On New Year’s Day, while most of us were relaxing and contemplating our resolutions for 2012, some twelve hundred Canadian workers were learning their employers had locked them out of their jobs, drawing a hard line in the sand to demonstrate their intractable contract positions. In the wake of the brand new Conservative government’s quick action last June to introduce back-to-work legislation to force Canada Post workers back on the job, along with threats to do the same to striking Air Canada workers, many Canadian trade unionists and their allies are feeling some anxiety about labour relations in the coming year and beyond.  

In the first lockout, at Rio Tinto Alcan in Alma, Quebec, about 780 workers were affected at the aluminum smelter, which announced it intended to cut production by only a third and use its managers to keep the plant functioning. The big issues in this lockout are wages, seniority and the sub-contracting of plant work to non-employees. The workers’ union, the powerful United Steel Workers, is already suspicious that the company is breaking Quebec’s anti-scab law, flying replacement workers in by helicopter to augment their production capabilities. Rio Tinto is a large and highly profitable corporation owned by interests in the United Kingdom and Australia, and purchased the Alma facility from a Canadian owner in a deal that required the federal government’s approval.

On the same day in London, Ontario, Electro Motive, a company bought in 2010 by American giant Caterpillar Inc., locked the doors on 465 workers after they refused to take a fifty percent pay and benefits cut. The operation has a rank smell lingering over it, with its original owner taking millions in incentives from the federal government in 2008, then selling out to a foreign buyer with their blessing two years later. Caterpillar has a reputation for being a tough employer when it comes to union negotiations, much like Rio Tinto Alcan. Both are used to getting their own way and can afford to wait out job actions until tired and broke workers capitulate. In the case of Electro Motive, the Canadian Auto Workers have speculated the purchase was made with every intention of gaining the technology offered there and moving it all to their newly built plant in Muncie, Indiana, where they can generate extra revenue with the American Buy First initiative. That plant has no union either, another bonus for Caterpillar.
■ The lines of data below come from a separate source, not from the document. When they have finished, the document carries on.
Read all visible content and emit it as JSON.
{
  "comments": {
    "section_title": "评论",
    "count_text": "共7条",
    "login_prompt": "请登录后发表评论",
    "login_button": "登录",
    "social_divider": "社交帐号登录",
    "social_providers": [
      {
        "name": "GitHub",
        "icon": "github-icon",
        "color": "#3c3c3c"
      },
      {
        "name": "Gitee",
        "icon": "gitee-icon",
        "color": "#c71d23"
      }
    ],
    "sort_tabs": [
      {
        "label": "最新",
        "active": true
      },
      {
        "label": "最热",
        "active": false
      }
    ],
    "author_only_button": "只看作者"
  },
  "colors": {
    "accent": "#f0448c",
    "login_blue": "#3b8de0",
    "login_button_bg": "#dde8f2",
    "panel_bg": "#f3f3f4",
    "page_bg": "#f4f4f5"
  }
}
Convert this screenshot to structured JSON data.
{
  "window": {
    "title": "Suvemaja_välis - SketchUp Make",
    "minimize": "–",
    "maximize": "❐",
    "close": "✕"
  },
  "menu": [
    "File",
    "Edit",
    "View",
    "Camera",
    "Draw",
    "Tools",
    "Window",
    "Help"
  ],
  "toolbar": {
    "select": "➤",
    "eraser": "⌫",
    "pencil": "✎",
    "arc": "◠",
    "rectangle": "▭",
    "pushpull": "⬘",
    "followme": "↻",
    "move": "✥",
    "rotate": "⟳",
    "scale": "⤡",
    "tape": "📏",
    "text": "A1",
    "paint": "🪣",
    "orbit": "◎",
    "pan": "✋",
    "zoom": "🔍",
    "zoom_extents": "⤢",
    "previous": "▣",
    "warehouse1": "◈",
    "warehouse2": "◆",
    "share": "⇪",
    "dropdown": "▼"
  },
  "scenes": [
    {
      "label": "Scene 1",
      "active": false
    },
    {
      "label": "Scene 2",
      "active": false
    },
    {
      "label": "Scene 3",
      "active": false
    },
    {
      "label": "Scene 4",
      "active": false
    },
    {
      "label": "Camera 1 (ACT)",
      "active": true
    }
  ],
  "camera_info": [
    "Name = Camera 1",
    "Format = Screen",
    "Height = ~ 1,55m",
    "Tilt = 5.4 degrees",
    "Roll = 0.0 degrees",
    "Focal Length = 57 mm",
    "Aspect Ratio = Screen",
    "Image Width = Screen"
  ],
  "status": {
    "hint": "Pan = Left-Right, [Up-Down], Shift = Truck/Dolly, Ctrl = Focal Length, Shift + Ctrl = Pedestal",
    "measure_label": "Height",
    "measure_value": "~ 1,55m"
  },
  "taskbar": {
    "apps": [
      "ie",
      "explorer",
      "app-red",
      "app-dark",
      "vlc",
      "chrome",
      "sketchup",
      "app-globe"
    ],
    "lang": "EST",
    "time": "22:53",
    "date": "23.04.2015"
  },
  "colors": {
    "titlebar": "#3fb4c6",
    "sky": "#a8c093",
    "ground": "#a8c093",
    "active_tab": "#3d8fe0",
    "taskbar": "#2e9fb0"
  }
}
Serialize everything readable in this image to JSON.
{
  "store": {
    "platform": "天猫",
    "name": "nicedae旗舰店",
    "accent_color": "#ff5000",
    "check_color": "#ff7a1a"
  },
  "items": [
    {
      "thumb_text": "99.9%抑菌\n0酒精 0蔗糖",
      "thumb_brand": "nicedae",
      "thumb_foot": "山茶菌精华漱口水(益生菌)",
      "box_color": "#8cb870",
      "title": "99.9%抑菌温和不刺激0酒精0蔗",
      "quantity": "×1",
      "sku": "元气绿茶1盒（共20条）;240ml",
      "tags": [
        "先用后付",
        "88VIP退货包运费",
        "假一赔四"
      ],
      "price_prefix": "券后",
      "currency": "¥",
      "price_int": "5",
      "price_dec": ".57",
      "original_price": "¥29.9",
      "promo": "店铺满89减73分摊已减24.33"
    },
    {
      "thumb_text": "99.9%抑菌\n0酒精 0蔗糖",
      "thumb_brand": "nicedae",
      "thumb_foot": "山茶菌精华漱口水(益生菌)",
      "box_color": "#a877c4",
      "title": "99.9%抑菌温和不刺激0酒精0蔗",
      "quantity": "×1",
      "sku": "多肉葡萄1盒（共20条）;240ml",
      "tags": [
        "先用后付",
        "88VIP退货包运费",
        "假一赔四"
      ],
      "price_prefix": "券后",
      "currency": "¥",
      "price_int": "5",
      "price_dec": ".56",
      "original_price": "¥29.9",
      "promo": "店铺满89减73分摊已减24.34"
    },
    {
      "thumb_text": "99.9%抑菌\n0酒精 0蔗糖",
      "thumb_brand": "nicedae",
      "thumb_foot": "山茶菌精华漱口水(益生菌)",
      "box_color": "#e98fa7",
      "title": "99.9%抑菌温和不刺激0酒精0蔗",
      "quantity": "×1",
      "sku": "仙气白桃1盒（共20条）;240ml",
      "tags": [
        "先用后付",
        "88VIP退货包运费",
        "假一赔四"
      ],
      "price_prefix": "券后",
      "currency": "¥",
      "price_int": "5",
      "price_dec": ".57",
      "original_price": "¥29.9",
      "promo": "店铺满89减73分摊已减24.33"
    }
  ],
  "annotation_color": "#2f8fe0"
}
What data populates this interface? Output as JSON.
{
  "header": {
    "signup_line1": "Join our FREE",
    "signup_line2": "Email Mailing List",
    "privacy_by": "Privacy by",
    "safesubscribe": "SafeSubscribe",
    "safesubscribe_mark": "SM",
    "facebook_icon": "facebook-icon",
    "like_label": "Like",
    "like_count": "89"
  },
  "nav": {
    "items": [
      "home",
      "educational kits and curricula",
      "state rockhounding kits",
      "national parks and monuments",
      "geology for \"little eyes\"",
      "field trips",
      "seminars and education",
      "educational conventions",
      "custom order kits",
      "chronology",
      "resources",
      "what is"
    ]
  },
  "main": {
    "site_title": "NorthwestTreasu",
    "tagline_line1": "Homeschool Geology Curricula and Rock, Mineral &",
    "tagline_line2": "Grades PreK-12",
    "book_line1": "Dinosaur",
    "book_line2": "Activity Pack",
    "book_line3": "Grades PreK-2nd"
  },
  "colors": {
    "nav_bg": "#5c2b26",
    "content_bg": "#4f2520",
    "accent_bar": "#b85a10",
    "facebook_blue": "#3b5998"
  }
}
The federal government has taken the position now that they won’t be intervening in the London lockout, saying that it’s a dispute between a private company and the union. CAW president Ken Lewenza noted “The federal government certainly had no problem interfering in bargaining between Air Canada and the CAW last year”. He is calling for an investigation into the details of the sale of the company to Caterpillar, citing financial irregularities and noting that the federal government has a mandated responsibility to ensure deals that sell off Canadian companies to foreign firms are in the best interests of Canada.

While our own country, like so many others, seeks to cocoon itself from the effects of global economic contraction, if not collapse in the coming years, the last thing we need is labour unrest. Both sides have to work together to avoid disruption to production, and while labour has to be reasonable in its expectations, so does management. Companies that think the election of a majority conservative government gives them carte blanche to run amok with union contracts and sensibilities will have a hard lesson to learn as labour and its allies organize to fight back against greedy and irresponsible incursions. The heads of both the Canadian Labour Congress and the Ontario Federation of Labour are already making plans for their organizations to stand up for working people, and with a new awareness rising from the Occupy Movement, support for the cause may be surprisingly broad and powerful. If we can all take a deep breath and co-operate and compromise, harsh actions and reprisals can be left at the door while labour and management work together to get what everyone wants, stability and a productive work environment. That’s the kind of labour action we could all use, no matter which side of the line we inhabit.